While your young child isn't exactly ready to master complex math concepts, she can handle developmentally appropriate ones. Developmentally appropriate practices, according to the National Association for the Education of Young Children, include meeting a child at his own stage of development, knowing what the child is capable of doing and understanding his learning style. Math activities that fall into this category feature skills that match your child's current development and ability level.
The child development experts at PBS Parents note that by the age of 2, most toddlers are beginning to use at least a few number words and may even understand the difference between low-numbered quantities for a large group. For example, your toddler knows what he's saying when he points to one toy car and exclaims, "I only have one, not a lot." When it comes to geometry, it is developmentally appropriate to expect that toddlers who are 24 months and older to identify and match basic shapes such as squares and circles. By the close of the toddler years, as your child approaches age 3, he will start to recognize patterns and be able to sort objects into like-groups.
Young children between the ages of 3 and 4 are building new math skills that include understanding concepts slightly more complex than what a toddler can handle. Although your young preschooler isn't ready to solve lengthy word problems, she can, according to PBS Parents, understand and distinguish the numbers and quantities up to three and possibly count at least up to the number 10. While most 3-year-olds aren't developmentally ready to do major math addition and subtraction problems, some can understand that adding means making more of an item and that subtraction equals taking something away.

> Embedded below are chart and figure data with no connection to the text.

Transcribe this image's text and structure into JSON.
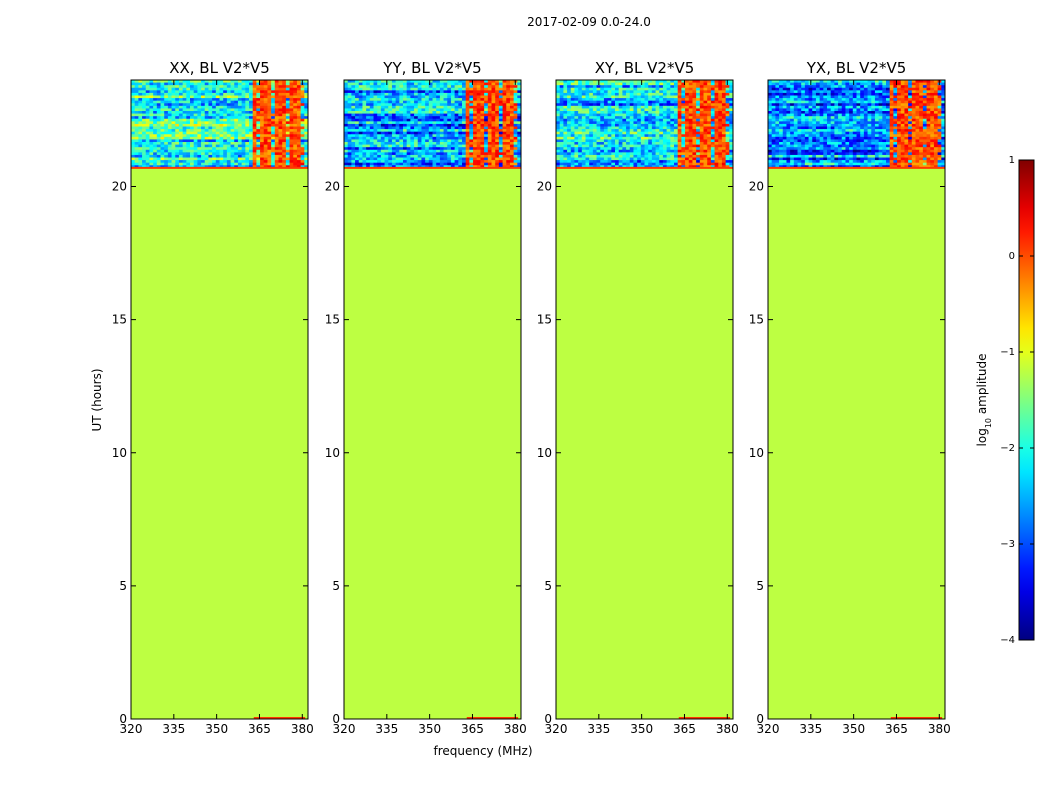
{
  "suptitle": "2017-02-09 0.0-24.0",
  "chart_data": {
    "type": "heatmap",
    "xlabel": "frequency (MHz)",
    "ylabel": "UT (hours)",
    "xlim": [
      320,
      382
    ],
    "ylim": [
      0,
      24
    ],
    "xticks": [
      320,
      335,
      350,
      365,
      380
    ],
    "yticks": [
      0,
      5,
      10,
      15,
      20
    ],
    "data_start_hour": 20.7,
    "rfi_band_mhz": [
      363,
      381
    ],
    "fill_log_amplitude": -1.2,
    "panels": [
      {
        "title": "XX, BL V2*V5",
        "pol": "XX",
        "mean_log_amplitude": -1.9
      },
      {
        "title": "YY, BL V2*V5",
        "pol": "YY",
        "mean_log_amplitude": -2.6
      },
      {
        "title": "XY, BL V2*V5",
        "pol": "XY",
        "mean_log_amplitude": -2.3
      },
      {
        "title": "YX, BL V2*V5",
        "pol": "YX",
        "mean_log_amplitude": -2.7
      }
    ],
    "colorbar": {
      "label": "log",
      "label_sub": "10",
      "label_rest": " amplitude",
      "min": -4,
      "max": 1,
      "ticks": [
        "1",
        "0",
        "−1",
        "−2",
        "−3",
        "−4"
      ],
      "colormap": "jet"
    }
  }
}
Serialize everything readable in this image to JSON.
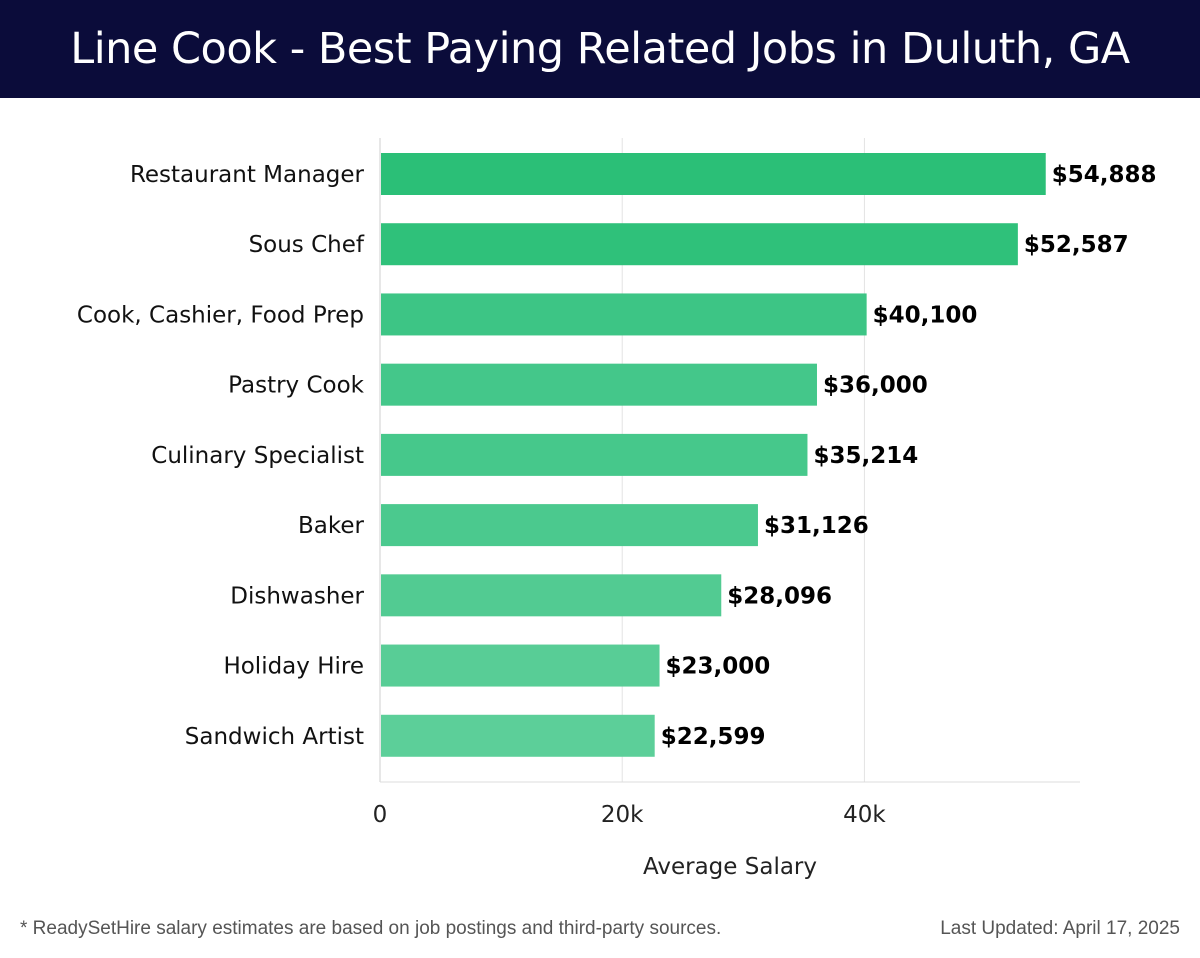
{
  "chart_data": {
    "type": "bar",
    "orientation": "horizontal",
    "title": "Line Cook - Best Paying Related Jobs in Duluth, GA",
    "xlabel": "Average Salary",
    "ylabel": "",
    "xlim": [
      0,
      57800
    ],
    "x_ticks": [
      {
        "value": 0,
        "label": "0"
      },
      {
        "value": 20000,
        "label": "20k"
      },
      {
        "value": 40000,
        "label": "40k"
      }
    ],
    "grid": true,
    "categories": [
      "Restaurant Manager",
      "Sous Chef",
      "Cook, Cashier, Food Prep",
      "Pastry Cook",
      "Culinary Specialist",
      "Baker",
      "Dishwasher",
      "Holiday Hire",
      "Sandwich Artist"
    ],
    "values": [
      54888,
      52587,
      40100,
      36000,
      35214,
      31126,
      28096,
      23000,
      22599
    ],
    "value_labels": [
      "$54,888",
      "$52,587",
      "$40,100",
      "$36,000",
      "$35,214",
      "$31,126",
      "$28,096",
      "$23,000",
      "$22,599"
    ],
    "bar_colors": [
      "#2bbf77",
      "#2fc17a",
      "#3dc585",
      "#44c78a",
      "#46c88b",
      "#4bc98e",
      "#52cb92",
      "#58cd96",
      "#5ccf99"
    ]
  },
  "footer": {
    "note": "* ReadySetHire salary estimates are based on job postings and third-party sources.",
    "updated": "Last Updated: April 17, 2025"
  }
}
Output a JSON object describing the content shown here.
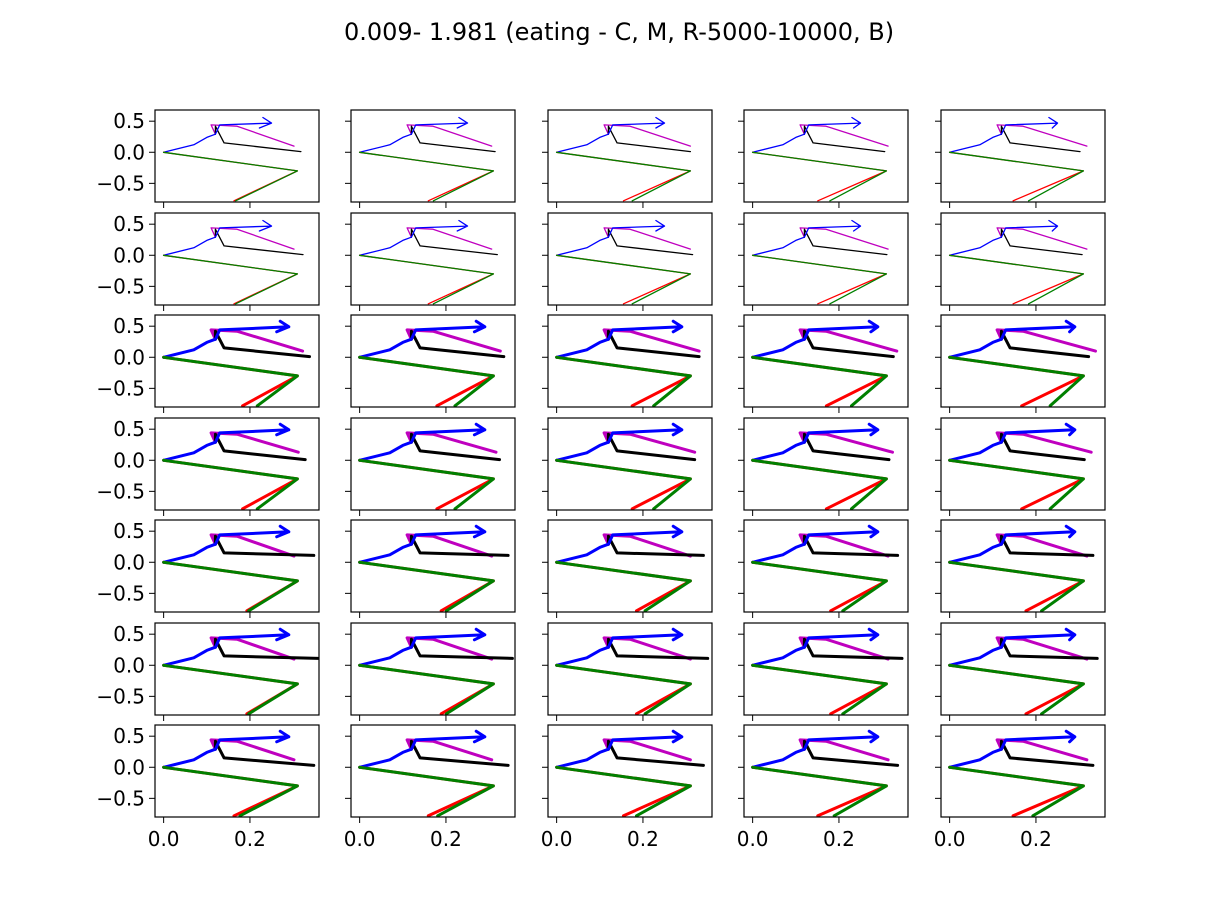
{
  "figure": {
    "title": "0.009- 1.981 (eating - C, M, R-5000-10000, B)"
  },
  "chart_data": {
    "type": "line",
    "title": "0.009- 1.981 (eating - C, M, R-5000-10000, B)",
    "layout": {
      "rows": 7,
      "cols": 5,
      "sharex": true,
      "sharey": true
    },
    "xlim": [
      -0.02,
      0.36
    ],
    "ylim": [
      -0.8,
      0.68
    ],
    "x_ticks": [
      0.0,
      0.2
    ],
    "x_tick_labels": [
      "0.0",
      "0.2"
    ],
    "y_ticks": [
      0.5,
      0.0,
      -0.5
    ],
    "y_tick_labels": [
      "0.5",
      "0.0",
      "−0.5"
    ],
    "grid": false,
    "series_colors": {
      "magenta": "#bf00bf",
      "black": "#000000",
      "blue": "#0000ff",
      "red": "#ff0000",
      "green": "#008000"
    },
    "skeleton": {
      "magenta": [
        [
          0.12,
          0.29
        ],
        [
          0.11,
          0.44
        ],
        [
          0.17,
          0.42
        ],
        [
          0.31,
          0.1
        ]
      ],
      "black": [
        [
          0.12,
          0.29
        ],
        [
          0.12,
          0.42
        ],
        [
          0.14,
          0.15
        ],
        [
          0.31,
          0.01
        ]
      ],
      "blue": [
        [
          0.0,
          0.0
        ],
        [
          0.07,
          0.12
        ],
        [
          0.1,
          0.24
        ],
        [
          0.12,
          0.29
        ],
        [
          0.13,
          0.44
        ],
        [
          0.25,
          0.47
        ],
        [
          0.23,
          0.56
        ],
        [
          0.25,
          0.47
        ],
        [
          0.23,
          0.39
        ]
      ],
      "red": [
        [
          0.0,
          0.0
        ],
        [
          0.31,
          -0.3
        ],
        [
          0.155,
          -0.78
        ]
      ],
      "green": [
        [
          0.0,
          0.0
        ],
        [
          0.31,
          -0.3
        ],
        [
          0.175,
          -0.78
        ]
      ]
    },
    "row_line_weights": [
      1.3,
      1.3,
      3.0,
      3.0,
      3.0,
      3.0,
      3.0
    ],
    "row_variations": [
      {
        "magenta": [
          0,
          0
        ],
        "black": [
          0,
          0
        ],
        "blue": [
          0,
          0
        ],
        "red_end": [
          0,
          0
        ],
        "green_end": [
          0,
          0
        ]
      },
      {
        "magenta": [
          0,
          0
        ],
        "black": [
          0.005,
          0
        ],
        "blue": [
          0,
          0
        ],
        "red_end": [
          0,
          0
        ],
        "green_end": [
          0,
          0
        ]
      },
      {
        "magenta": [
          0.02,
          0
        ],
        "black": [
          0.02,
          0
        ],
        "blue": [
          0.04,
          0.02
        ],
        "red_end": [
          0.02,
          0
        ],
        "green_end": [
          0.05,
          0
        ]
      },
      {
        "magenta": [
          0.01,
          0.03
        ],
        "black": [
          0.01,
          0
        ],
        "blue": [
          0.04,
          0.02
        ],
        "red_end": [
          0.02,
          0
        ],
        "green_end": [
          0.05,
          0
        ]
      },
      {
        "magenta": [
          0,
          0
        ],
        "black": [
          0.03,
          0.1
        ],
        "blue": [
          0.04,
          0.02
        ],
        "red_end": [
          0.03,
          0
        ],
        "green_end": [
          0.03,
          0
        ]
      },
      {
        "magenta": [
          0,
          0
        ],
        "black": [
          0.04,
          0.1
        ],
        "blue": [
          0.04,
          0.02
        ],
        "red_end": [
          0.03,
          0
        ],
        "green_end": [
          0.03,
          0
        ]
      },
      {
        "magenta": [
          0,
          0.02
        ],
        "black": [
          0.03,
          0.02
        ],
        "blue": [
          0.04,
          0.02
        ],
        "red_end": [
          0,
          0
        ],
        "green_end": [
          0.01,
          0
        ]
      }
    ]
  }
}
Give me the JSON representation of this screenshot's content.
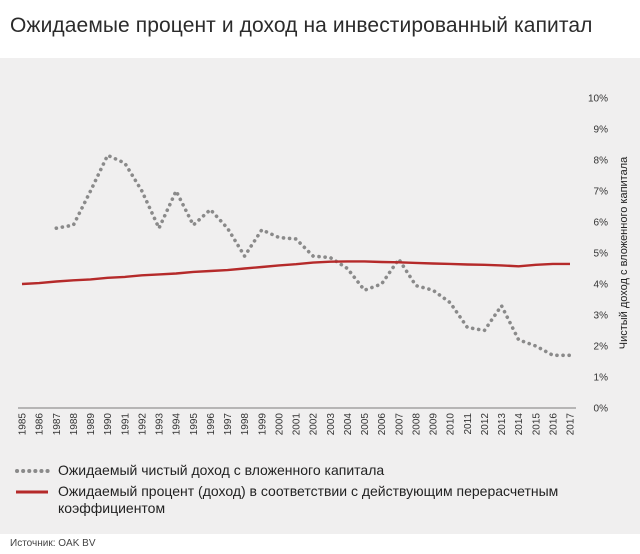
{
  "title": "Ожидаемые процент и доход на инвестированный капитал",
  "source": "Источник: OAK BV",
  "chart_data": {
    "type": "line",
    "title": "Ожидаемые процент и доход на инвестированный капитал",
    "xlabel": "",
    "ylabel": "Чистый доход с вложенного капитала",
    "ylim": [
      0,
      10
    ],
    "yticks": [
      "0%",
      "1%",
      "2%",
      "3%",
      "4%",
      "5%",
      "6%",
      "7%",
      "8%",
      "9%",
      "10%"
    ],
    "x": [
      1985,
      1986,
      1987,
      1988,
      1989,
      1990,
      1991,
      1992,
      1993,
      1994,
      1995,
      1996,
      1997,
      1998,
      1999,
      2000,
      2001,
      2002,
      2003,
      2004,
      2005,
      2006,
      2007,
      2008,
      2009,
      2010,
      2011,
      2012,
      2013,
      2014,
      2015,
      2016,
      2017
    ],
    "legend_position": "bottom",
    "grid": false,
    "series": [
      {
        "name": "Ожидаемый чистый доход с вложенного капитала",
        "style": "dotted",
        "color": "#8a8a8a",
        "values": [
          null,
          null,
          5.8,
          5.9,
          7.0,
          8.15,
          7.9,
          7.0,
          5.8,
          7.0,
          5.9,
          6.4,
          5.8,
          4.9,
          5.75,
          5.5,
          5.45,
          4.9,
          4.85,
          4.5,
          3.8,
          4.0,
          4.8,
          3.95,
          3.8,
          3.4,
          2.6,
          2.5,
          3.3,
          2.2,
          2.0,
          1.7,
          1.7
        ]
      },
      {
        "name": "Ожидаемый процент (доход) в соответствии с действующим перерасчетным коэффициентом",
        "style": "solid",
        "color": "#b52a2a",
        "values": [
          4.0,
          4.03,
          4.08,
          4.12,
          4.15,
          4.2,
          4.23,
          4.28,
          4.31,
          4.34,
          4.39,
          4.42,
          4.45,
          4.5,
          4.55,
          4.6,
          4.64,
          4.69,
          4.72,
          4.73,
          4.73,
          4.71,
          4.7,
          4.68,
          4.66,
          4.65,
          4.63,
          4.62,
          4.6,
          4.57,
          4.62,
          4.65,
          4.65
        ]
      }
    ]
  }
}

Additionally, young preschoolers can grasp some simple size comparisons such as bigger and smaller along with identifying patterns and sequences.
By the second half of your child's preschool years -- ages 4 and 5 -- he is developing the mathematical skills to think more logically and solve simple problems. According to PBS Parents, older preschoolers may have the ability to count into the teens as well as counting backwards from either five or 10. Other developmentally appropriate concepts that older preschoolers can grasp include simple operations like adding 1 + 1, reading multi-digit numbers, matching shapes of different sizes and orientations, combining shapes into designs, understanding different quantities or measurements and discerning even from odd numbers.
The beginning of grade school, or kindergarten, marks a time when your child may need to know more complex math concepts and demonstrate the ability to tackle more solution-based problems. According to the Common Core State Standards Initiative, kindergarten math should primarily include learning about making whole-number comparisons and describing geometric shapes. Additionally, young grade schoolers should work with numbers 11 through 19 to understand place value, compare measurements, reason both abstractly and quantitatively and classify objects into categories.